Sociodicées de l’(im)mobilité et sphères d’appartenances situationnelles dans un ancien village d’émigration de Shenzhen

Séminaire coordonné par Isabelle Thireau, « Normes sociales et légitimité en Chine contemporaine »

Les habitants de l’ancien village d’émigration de Fort-les-Pins, aujourd’hui un quartier de Shenzhen, déploient deux types d’évaluation morale des destinées des émigrés et de ceux qui ne sont pas partis. Je propose de les concevoir comme des « sociodicées ». Dans la première, ce qui prévaut est une théorie qui valorise à posteriori la « décision » de rester et qui place l’accent sur l’avènement de la prospérité comme une récompense morale. La seconde met l’accent sur l’habituation à un mode de vie étranger et justifie ainsi la distanciation réciproque entre locaux et émigrés ou descendants d’émigrés. L’analyse de ces deux types de récit conduit à aborder les évaluations changeantes des appartenances locales et globales du point de vue des locaux membres du village et du lignage et selon une perspective qui cherche à se défaire de tout nationalisme méthodologique. Des expériences divergentes de l’(im)mobilité modèlent des sphères d’appartenance situationnelles et changeantes : l’une est partagée entre les villageois et leur diaspora contre l’Etat; une autre différencie les locaux et l’Etat de la diaspora, du fait à la fois de leur traditionalisme supposé et de leur « acculturation ». Et pourtant, une troisième sphère d’appartenance se dessine, centrée sur la communauté locale elle-même, dont les membres valorisent un mode de vie modeste à l’encontre de celui des entrepreneurs hyper-mobiles, qui sont valorisés dans le discours étatique sur l’esprit d’entreprise et le patriotisme diasporiques.

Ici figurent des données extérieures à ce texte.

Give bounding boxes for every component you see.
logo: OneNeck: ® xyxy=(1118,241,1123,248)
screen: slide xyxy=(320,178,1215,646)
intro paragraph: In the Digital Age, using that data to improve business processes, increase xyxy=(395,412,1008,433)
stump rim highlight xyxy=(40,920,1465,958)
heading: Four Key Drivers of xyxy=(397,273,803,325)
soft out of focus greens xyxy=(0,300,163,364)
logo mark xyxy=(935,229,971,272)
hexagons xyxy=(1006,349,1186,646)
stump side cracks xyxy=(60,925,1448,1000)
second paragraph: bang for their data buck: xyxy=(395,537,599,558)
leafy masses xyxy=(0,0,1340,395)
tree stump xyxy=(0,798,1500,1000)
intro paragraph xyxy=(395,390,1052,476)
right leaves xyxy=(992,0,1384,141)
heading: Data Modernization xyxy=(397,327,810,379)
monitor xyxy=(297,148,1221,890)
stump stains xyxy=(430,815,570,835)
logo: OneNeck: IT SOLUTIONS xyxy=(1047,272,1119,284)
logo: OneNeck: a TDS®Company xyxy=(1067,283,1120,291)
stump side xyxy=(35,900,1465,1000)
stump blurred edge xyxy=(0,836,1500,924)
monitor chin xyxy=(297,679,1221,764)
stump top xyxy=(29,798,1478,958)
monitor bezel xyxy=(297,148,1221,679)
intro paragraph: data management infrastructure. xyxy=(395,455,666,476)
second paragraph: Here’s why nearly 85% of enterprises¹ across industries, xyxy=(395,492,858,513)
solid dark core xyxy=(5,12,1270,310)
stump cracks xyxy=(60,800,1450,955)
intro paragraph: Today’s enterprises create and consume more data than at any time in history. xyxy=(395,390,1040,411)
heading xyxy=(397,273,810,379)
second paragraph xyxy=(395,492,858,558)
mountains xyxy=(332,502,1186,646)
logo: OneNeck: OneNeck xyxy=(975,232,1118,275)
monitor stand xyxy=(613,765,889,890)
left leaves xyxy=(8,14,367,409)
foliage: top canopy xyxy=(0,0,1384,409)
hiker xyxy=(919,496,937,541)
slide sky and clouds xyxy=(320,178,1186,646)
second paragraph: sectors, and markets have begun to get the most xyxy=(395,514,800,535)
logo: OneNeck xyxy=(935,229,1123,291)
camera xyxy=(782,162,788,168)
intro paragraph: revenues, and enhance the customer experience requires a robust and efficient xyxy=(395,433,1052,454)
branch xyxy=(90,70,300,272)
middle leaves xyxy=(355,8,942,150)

  • Vendredi 8 février 9h-13h, EHESS, salle A07_51, 54 boulevard Raspail 75006 Paris

 

Relation diasporique et transformations d’un village globalisé, Shenzhen, Chine.

Séminaire coordonné par Olivier Marichalar et Simeng Wang, « La Chine contemporaine : l’apport des sciences sociales »

L’enquête menée à Shenzhen porte sur la relation diasporique changeante entre un ancien village lignager de Chine méridionale et ses émigrés et descendants d’émigrés, en Polynésie française et ailleurs dans le monde. Elle rend compte de l’affaiblissement de cette relation, en même temps que de la persistance de liens moraux, affectifs, et symboliques, dans la Chine de l’ère des réformes et de l’ouverture. La création de Shenzhen, la plus ambitieuse des Zones économiques spéciales chinoises, a été, à partir de 1979, le signal de l’ouverture chinoise aux capitaux de l’étranger et le laboratoire des réformes économiques et sociales. Cette réouverture s’est accompagnée de reconnexions entre les localités d’origine et la diaspora, encouragée par les autorités chinoises à venir visiter les villages d’origine et à contribuer financièrement à leur développement. Suivant une démarche processuelle, c’est plutôt ici de l’effet en retour de ces transformations sur les relations avec la diaspora qu’il s’agit. C’est donc au prisme de la relation diasporique que sont abordées les transformations du village de Fort-les-Pins, indissociables des changements qui ont bouleversé la Chine au cours des dernières décennies. Devenu administrativement un quartier de Shenzhen, mégapole à la croissance fulgurante, ce « village-dans-la-ville » a vu son paysage et sa population radicalement transformés en l’espace de trente ans. Les habitants natifs de Fort-les-Pins ne sont plus les pauvres paysans dépendants de leurs riches cousins à l’outre-mer qu’ils étaient encore il y a quelques décennies. J’examine comment, dans ce contexte de mutations accélérées, le sens conféré à l’émigration a changé en même temps que la relation à la diaspora.

  • Mardi 9 avril, 15h-17h, salle 4, 105 boulevard Raspail.